Important
This repository has reached a point where its feature set and interface should remain stable. @mmyrte will continue his efforts at evoland-plus. See the wiki for an overview of that project.
evoland-plus is a software project that uses statistics to model land use/land cover change (LULCC).
It is based on the LULCC-CH-private project, but to achieve expanding analytical goals, it is being remodelled into an R package.
Part of the workflow (that is: the LULCC allocation) relies on a coupling of R to Dinamica EGO.
To ease development and deployment, the many software dependencies are managed in a devcontainer, which in turn is built by rocker-geospatial-dinamica.
This is particularly well integrated with VS Code, see the docs.
If you prefer to work in a native renv environment, you're welcome to use renv::init() from the project's base directory, which should ask you how to discover dependencies.
You will be given a nice prompt where to read the project dependencies from.
I suggest you go with the DESCRIPTION, since you would otherwise end up installing some seldom-used packages - you can always install those later.

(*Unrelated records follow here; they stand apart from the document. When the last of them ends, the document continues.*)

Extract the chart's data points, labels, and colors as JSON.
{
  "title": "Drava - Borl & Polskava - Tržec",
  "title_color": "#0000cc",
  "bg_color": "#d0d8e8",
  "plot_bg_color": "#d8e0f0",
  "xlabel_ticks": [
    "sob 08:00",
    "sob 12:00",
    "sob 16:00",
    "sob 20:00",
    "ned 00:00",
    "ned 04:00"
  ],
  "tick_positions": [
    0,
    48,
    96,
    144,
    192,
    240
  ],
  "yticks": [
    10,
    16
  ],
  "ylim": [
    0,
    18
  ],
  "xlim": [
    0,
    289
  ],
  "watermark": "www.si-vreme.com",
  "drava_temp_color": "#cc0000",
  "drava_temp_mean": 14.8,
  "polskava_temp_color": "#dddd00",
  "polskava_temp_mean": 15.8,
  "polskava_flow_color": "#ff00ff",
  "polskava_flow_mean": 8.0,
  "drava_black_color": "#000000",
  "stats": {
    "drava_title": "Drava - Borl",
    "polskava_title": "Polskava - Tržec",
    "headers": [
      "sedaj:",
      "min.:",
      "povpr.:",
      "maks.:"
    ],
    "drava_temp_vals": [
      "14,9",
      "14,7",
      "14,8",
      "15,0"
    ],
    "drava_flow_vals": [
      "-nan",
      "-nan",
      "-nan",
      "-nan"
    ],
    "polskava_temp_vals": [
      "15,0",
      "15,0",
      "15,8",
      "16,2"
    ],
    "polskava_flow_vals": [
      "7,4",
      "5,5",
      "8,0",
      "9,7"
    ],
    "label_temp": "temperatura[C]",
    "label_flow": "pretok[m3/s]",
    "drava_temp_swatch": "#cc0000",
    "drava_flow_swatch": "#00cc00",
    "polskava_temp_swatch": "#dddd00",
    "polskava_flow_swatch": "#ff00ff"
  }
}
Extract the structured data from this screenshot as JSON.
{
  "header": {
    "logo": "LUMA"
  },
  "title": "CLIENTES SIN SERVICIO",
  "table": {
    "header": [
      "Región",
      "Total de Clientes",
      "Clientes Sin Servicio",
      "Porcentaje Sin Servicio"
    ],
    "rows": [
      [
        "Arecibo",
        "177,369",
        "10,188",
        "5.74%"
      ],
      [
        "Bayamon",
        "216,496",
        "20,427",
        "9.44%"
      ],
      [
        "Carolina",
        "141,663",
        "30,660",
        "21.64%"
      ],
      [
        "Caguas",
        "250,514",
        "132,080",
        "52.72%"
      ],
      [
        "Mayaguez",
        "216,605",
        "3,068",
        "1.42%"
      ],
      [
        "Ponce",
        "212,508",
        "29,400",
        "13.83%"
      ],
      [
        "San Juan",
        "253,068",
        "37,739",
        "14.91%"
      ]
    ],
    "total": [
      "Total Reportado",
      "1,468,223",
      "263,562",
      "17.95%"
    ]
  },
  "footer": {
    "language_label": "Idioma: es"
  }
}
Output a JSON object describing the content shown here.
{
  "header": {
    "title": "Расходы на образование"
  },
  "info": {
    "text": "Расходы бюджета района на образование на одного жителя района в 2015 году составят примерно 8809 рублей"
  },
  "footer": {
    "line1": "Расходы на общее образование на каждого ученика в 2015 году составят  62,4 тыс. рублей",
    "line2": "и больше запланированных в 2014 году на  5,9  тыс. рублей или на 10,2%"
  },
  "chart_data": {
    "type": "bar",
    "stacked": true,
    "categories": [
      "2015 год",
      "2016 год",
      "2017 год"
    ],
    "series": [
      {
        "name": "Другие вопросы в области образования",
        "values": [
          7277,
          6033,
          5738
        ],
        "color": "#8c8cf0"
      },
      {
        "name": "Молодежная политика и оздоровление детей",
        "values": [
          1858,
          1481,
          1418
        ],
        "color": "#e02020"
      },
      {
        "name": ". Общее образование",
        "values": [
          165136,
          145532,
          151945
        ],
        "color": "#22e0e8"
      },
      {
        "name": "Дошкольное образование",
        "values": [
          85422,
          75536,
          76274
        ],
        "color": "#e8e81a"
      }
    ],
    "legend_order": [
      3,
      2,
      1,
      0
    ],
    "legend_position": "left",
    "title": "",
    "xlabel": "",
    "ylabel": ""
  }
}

This repository is now in a state where it should be stable. However, there is an effort going on at evoland-plus to wrap the logic here into a more consistent format, where data is managed by a database instead of folder structures and individual files with sensitive naming schemes. TODOs are being tracked in this GitHub project and the issues on this repository. TODO, FIXME, and WARNING comments are used throughout the codebase; if you encounter a problem with a specific section of code, chances are that the scripts do not generalize well outside of the analytic domain they were written for.
The commit history is rewritten (using git-filter-repo) to omit large binary files above 1MiB and made all paths lowercase to avoid trouble with case insensitive file systems.
A bit of guesswork has gone into the reconstruction of file names and paths: occasionally, you may find a file that was referenced in some place but committed to the repository under a different name. Where I was reasonably confident that two paths should match up, I changed either the reference or renamed the referred object.